To profile an application, you must create a run configuration and specify the profiling parameters in the Profiler tab of the Run dialog box.
The following sections explain the concepts involved in profile configurations.
The sampling frequency determines the frequency of which timer interrupts are generated. When you set a higher frequency, more samples are obtained. This provides more accuracy, but it is highly software-intrusive due to the number of interrupts because more calls are inserted to collect data.
The program text region is divided into multiple bins. Each bin has an associated counter. When a program is interrupted because of the sampling frequency, the counter for the bin that corresponds to the PC value is incremented. The bin size determines the accuracy of the PC location is in the sample.

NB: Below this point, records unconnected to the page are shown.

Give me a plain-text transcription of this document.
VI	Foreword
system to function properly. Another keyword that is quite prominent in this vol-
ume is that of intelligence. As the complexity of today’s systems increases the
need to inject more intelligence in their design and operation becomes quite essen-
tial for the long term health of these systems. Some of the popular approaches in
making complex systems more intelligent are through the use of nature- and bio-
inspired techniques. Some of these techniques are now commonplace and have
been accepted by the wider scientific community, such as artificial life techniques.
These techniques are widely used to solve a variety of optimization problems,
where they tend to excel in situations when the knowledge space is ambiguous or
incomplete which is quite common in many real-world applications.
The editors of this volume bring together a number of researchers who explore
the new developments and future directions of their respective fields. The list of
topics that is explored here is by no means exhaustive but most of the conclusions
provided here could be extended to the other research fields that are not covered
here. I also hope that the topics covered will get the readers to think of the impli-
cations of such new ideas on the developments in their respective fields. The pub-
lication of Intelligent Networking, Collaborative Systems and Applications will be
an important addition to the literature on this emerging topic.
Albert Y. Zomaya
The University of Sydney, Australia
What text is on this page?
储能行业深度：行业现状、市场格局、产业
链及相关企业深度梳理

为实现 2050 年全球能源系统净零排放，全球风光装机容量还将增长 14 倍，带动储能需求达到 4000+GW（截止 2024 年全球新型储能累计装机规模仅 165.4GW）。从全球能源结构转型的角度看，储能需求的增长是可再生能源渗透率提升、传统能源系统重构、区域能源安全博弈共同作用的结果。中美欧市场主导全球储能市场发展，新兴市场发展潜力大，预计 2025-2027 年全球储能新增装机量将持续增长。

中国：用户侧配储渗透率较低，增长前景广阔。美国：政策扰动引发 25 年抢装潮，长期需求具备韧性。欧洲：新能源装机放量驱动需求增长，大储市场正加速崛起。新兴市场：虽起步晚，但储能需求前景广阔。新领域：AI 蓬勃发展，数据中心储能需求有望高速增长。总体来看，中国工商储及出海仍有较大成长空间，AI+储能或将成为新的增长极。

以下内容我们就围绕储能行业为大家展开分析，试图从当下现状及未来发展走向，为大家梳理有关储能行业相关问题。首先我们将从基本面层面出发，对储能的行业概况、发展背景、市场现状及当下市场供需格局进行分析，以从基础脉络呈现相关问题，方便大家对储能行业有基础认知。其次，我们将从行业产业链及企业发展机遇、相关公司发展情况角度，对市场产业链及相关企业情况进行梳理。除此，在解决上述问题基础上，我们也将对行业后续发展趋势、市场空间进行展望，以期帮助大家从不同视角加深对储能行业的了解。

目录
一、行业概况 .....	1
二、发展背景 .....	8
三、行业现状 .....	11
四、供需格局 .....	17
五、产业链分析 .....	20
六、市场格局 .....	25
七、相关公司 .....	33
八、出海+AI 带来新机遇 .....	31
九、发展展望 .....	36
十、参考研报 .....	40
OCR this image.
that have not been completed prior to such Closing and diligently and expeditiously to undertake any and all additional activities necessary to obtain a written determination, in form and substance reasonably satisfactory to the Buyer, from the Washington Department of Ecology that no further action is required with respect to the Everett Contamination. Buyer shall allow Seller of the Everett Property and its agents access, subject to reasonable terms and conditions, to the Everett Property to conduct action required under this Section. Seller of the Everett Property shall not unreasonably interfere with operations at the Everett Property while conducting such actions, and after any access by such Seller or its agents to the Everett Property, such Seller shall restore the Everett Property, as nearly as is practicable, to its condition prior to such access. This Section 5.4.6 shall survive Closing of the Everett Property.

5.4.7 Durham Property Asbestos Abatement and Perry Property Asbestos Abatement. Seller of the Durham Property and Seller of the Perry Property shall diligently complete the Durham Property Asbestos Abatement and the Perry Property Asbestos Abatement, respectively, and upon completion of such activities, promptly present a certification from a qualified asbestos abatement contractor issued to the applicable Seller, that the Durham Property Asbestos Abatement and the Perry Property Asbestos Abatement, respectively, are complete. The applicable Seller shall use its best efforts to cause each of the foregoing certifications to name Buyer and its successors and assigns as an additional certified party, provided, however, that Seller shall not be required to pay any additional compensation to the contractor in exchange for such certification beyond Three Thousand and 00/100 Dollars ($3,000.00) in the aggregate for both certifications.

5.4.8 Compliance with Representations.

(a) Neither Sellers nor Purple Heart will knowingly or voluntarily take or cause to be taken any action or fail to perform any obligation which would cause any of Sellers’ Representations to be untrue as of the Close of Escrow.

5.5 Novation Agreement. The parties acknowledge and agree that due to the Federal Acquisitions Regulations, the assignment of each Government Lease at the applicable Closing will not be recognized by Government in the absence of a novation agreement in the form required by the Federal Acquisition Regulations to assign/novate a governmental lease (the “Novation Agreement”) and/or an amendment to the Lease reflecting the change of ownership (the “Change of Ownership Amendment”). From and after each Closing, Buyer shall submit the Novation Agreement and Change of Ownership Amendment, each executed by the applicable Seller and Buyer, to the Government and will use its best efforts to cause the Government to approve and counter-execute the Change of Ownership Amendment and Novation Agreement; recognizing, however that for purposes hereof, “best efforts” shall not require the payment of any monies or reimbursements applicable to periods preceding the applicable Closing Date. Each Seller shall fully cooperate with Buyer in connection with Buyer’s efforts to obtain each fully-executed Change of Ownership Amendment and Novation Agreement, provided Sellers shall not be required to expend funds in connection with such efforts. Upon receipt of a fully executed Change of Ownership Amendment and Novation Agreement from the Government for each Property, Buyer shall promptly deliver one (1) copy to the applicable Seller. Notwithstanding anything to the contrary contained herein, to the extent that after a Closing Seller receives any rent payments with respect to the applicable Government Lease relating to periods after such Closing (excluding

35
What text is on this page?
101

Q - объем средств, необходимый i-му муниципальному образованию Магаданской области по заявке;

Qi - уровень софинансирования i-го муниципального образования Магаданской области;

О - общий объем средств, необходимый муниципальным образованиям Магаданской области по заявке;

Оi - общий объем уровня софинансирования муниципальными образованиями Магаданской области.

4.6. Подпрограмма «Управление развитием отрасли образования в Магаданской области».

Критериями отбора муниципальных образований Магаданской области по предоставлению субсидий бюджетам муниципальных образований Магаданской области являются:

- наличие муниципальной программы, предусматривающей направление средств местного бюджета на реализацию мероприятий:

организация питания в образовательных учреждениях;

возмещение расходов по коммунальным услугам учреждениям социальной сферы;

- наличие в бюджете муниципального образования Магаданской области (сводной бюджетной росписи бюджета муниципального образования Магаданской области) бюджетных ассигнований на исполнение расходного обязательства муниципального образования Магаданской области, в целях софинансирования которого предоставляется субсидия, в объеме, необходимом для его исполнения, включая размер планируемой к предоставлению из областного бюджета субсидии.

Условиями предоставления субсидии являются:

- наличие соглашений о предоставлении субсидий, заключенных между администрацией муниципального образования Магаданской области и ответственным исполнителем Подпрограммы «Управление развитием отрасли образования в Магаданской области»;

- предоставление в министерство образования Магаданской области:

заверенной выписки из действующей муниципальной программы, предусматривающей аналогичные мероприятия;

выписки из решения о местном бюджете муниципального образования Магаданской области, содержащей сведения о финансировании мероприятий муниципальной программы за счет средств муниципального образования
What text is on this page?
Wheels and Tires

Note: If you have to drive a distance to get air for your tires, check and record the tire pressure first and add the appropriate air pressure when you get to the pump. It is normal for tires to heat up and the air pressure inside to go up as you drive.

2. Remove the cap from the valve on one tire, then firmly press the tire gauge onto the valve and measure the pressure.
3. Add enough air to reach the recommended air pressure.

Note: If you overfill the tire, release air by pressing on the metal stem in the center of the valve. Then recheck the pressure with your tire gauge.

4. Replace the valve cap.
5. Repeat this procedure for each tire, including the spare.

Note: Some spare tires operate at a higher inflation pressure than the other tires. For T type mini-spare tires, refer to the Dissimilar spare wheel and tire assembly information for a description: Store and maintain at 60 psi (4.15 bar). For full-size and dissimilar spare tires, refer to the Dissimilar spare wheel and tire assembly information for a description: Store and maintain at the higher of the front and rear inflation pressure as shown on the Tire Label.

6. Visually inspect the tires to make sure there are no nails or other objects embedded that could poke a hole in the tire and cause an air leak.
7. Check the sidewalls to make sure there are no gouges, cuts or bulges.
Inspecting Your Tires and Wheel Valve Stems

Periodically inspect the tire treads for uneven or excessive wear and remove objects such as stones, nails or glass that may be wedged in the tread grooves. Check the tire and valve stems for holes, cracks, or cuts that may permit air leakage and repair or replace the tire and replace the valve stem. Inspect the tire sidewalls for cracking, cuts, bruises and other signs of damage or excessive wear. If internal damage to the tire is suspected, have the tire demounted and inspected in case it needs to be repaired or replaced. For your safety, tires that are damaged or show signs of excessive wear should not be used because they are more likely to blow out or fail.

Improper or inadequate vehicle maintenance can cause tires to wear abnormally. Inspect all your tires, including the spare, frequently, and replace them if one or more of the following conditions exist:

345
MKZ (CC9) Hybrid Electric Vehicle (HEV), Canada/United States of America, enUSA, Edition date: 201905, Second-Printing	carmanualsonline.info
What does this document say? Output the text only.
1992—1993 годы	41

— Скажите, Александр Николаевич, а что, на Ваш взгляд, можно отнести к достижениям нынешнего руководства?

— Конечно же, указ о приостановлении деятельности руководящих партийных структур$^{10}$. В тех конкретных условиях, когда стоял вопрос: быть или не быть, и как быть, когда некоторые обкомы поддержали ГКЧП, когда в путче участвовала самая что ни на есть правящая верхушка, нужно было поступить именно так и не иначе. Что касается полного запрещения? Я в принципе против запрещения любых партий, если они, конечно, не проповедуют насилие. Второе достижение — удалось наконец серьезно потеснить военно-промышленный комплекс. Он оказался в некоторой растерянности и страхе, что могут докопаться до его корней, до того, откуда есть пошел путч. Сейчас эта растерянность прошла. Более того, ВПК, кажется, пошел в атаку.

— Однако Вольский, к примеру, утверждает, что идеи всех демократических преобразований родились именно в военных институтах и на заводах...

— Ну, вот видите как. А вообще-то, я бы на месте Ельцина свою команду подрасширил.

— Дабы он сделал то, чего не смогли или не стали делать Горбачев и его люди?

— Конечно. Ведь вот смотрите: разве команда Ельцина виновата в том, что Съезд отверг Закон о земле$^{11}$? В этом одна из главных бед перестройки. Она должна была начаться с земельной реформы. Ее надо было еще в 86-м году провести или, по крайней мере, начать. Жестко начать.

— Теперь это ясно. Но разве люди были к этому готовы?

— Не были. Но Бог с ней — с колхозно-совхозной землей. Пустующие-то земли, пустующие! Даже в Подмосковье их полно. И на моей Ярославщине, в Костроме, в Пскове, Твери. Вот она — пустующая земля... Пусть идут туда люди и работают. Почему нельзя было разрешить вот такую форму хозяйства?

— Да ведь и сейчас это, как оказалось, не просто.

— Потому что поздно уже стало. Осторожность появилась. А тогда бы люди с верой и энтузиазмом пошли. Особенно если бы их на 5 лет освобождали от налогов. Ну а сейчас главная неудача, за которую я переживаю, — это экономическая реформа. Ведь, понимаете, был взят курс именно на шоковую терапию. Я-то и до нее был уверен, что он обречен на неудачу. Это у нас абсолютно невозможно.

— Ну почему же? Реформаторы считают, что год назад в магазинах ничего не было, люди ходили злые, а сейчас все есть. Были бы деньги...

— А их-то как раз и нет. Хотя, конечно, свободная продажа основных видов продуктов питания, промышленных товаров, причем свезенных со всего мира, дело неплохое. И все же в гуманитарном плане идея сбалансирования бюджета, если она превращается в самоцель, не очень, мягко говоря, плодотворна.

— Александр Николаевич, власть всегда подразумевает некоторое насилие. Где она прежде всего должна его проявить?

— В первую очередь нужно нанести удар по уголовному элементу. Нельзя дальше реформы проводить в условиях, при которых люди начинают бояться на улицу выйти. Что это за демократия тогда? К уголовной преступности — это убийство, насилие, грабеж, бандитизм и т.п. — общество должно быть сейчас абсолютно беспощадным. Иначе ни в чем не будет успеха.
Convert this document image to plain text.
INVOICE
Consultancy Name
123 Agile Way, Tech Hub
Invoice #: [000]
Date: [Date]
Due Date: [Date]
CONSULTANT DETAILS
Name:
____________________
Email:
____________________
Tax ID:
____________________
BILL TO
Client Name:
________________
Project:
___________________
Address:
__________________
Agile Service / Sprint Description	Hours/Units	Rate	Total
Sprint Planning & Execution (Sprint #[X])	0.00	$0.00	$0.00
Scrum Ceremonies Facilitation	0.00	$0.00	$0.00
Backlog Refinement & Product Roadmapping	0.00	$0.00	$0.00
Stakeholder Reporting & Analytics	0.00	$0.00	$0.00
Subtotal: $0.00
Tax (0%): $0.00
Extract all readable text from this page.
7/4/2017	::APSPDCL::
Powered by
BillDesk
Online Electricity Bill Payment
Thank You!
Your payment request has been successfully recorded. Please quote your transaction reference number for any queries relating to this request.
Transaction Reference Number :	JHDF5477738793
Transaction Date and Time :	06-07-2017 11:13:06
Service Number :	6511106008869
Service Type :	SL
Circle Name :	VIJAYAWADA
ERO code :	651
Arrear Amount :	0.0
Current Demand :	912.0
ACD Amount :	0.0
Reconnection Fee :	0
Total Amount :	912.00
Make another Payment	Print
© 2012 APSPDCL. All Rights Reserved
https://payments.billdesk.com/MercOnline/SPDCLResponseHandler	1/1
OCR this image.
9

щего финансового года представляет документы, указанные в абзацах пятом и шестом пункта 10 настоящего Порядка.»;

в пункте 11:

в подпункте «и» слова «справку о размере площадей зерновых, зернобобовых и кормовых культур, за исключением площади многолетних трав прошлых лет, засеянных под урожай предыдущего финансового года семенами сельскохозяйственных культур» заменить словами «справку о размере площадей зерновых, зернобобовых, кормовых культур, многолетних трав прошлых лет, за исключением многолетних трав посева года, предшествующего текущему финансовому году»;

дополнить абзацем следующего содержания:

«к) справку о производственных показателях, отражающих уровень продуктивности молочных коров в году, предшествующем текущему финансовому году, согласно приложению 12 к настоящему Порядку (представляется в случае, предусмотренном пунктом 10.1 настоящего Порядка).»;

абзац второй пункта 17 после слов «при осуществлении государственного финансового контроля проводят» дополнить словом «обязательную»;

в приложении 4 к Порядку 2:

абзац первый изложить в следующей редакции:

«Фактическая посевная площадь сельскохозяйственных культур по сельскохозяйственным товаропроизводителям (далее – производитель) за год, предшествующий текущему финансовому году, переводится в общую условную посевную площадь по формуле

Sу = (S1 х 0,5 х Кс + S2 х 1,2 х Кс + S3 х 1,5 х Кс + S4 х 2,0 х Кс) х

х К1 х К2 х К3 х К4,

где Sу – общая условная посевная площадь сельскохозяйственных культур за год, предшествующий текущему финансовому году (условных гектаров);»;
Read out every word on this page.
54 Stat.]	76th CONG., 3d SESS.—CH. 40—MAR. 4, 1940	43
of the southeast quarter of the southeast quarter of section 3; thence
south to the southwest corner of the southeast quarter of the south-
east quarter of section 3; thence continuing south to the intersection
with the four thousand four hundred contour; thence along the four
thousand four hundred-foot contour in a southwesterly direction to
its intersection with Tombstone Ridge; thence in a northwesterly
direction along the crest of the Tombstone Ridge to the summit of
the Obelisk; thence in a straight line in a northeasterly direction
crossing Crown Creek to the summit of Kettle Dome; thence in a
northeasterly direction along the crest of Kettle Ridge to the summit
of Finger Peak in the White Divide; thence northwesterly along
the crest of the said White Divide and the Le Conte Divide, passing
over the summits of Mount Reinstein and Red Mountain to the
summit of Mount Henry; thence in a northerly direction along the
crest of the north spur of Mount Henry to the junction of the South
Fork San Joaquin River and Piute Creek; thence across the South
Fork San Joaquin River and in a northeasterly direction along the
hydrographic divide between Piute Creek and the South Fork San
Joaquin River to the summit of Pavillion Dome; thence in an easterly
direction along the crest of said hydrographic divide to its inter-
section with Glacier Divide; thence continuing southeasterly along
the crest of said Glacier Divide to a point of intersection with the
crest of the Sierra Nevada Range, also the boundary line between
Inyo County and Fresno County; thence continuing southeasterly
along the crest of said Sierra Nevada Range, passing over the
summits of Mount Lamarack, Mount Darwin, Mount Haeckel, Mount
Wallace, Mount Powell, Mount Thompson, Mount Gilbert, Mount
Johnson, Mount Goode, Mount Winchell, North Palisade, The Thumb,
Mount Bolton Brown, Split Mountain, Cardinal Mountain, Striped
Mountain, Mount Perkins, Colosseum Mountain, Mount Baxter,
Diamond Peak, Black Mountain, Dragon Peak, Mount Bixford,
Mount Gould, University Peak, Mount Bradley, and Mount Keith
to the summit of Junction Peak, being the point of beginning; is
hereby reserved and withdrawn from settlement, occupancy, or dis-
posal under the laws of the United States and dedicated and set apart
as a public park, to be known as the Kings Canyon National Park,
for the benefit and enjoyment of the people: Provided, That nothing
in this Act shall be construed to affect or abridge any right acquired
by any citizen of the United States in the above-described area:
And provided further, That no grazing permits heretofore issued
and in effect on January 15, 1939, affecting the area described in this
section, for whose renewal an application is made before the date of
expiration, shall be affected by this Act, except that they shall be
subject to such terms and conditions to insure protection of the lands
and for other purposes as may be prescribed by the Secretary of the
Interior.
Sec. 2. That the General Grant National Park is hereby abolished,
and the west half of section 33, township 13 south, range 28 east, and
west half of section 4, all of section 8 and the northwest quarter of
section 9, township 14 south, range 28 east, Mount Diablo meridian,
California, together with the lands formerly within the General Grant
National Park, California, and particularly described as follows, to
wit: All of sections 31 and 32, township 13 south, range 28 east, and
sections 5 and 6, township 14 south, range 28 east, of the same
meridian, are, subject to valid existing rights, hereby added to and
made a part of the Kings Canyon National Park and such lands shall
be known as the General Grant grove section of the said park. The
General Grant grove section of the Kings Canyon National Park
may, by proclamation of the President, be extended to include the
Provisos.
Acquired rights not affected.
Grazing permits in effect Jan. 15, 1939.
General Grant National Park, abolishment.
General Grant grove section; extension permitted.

When you set a smaller bin size, the program text region is divided into a large number of small bins. This allows a more accurate sample because profile data can be attributed to a specific area of the text region. For example, if you set the bin size to 4 bytes, you can narrow down the specific instruction at which the program execution occurred to four bytes of the text region. The disadvantage to using a smaller bin size is that it requires a large number of bins to cover the entire text region, so a large amount of memory space is required for storing profile data.
When you set a larger bin size, the program text region is divided into a small number of large bins. This requires less memory space for storing profile data. However, it is much more difficult to identify specific text regions for the sample because of the larger bin size. For example, if you set the bin size to 40 bytes, you can only determine that the program was executing instructions between x and x+40 on each profile interrupt.
This parameter indicates where in memory the profile data must be stored. This memory must lie outside the program memory area (including the text, data, heap, and stack), and should not be overwritten.